According to the conservation of angular momentum, the initial angular momentum (L_initial) of the system is zero since the rod is released from rest. At the maximum angular speed, the angular momentum (L_max) is given by the product of moment of inertia (I) and angular speed (ω).
L_initial = 0
L_max = I * ω_max
Since L_initial = L_max, we can set up the equation:
0 = I * ω_max
Solving for ω_max, we get:
ω_max = 0 rad/s
Therefore, the maximum angular speed of the system is 0 rad/s.
(b) To find the linear speed of the object of smaller mass, we can use the conservation of linear momentum.
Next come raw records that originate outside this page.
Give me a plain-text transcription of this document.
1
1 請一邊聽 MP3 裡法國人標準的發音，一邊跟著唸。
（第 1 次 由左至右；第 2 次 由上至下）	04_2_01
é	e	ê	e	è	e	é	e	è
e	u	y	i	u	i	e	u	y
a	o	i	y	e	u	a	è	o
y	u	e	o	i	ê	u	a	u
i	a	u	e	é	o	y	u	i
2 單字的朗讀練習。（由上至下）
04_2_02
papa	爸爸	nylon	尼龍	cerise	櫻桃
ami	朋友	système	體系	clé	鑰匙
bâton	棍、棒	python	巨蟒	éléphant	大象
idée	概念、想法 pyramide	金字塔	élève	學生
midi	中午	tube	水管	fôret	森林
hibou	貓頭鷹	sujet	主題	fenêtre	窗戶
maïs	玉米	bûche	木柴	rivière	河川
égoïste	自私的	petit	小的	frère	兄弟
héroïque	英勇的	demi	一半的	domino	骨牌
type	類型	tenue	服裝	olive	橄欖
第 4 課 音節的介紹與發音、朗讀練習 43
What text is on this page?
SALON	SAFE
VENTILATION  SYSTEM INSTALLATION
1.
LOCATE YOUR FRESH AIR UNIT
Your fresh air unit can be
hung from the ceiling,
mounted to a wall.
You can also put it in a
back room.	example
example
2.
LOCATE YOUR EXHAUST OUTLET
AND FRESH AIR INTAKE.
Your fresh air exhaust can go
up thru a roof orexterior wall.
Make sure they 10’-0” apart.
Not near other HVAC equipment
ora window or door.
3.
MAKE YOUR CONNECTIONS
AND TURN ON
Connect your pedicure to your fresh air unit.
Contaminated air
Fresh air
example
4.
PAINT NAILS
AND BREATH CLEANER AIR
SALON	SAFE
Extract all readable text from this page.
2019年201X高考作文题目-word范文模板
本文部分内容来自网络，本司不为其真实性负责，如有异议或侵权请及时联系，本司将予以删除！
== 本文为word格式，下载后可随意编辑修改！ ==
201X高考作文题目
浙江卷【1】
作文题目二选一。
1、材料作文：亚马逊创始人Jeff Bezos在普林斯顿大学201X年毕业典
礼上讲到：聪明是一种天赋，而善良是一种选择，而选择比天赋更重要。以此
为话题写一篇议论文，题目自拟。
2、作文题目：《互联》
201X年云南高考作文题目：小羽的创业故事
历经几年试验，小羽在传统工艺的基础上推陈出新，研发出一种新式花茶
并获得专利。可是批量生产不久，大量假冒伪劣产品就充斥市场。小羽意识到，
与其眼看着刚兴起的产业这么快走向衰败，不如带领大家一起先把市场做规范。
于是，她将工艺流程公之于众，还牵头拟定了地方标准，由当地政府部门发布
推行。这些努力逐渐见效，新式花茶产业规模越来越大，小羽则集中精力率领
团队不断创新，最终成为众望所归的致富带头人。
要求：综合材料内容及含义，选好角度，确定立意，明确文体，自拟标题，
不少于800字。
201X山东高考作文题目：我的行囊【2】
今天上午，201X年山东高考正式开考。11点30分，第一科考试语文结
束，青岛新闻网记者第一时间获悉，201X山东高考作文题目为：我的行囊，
Since the system is initially at rest, the initial linear momentum is zero.
The linear momentum of the system is given by the product of the linear speed (v) of the object of smaller mass and its mass (m).
Initial linear momentum = 0
Final linear momentum = m * v
According to the conservation of linear momentum, the initial and final linear momenta should be equal, so we can write:
0 = m * v
Solving for v, we get:
v = 0 m/s
Therefore, the linear speed of the object of smaller mass is 0 m/s.
In summary:
(a) The maximum angular speed is 0 rad/s.
(b) The linear speed of the object of smaller mass is 0 m/s.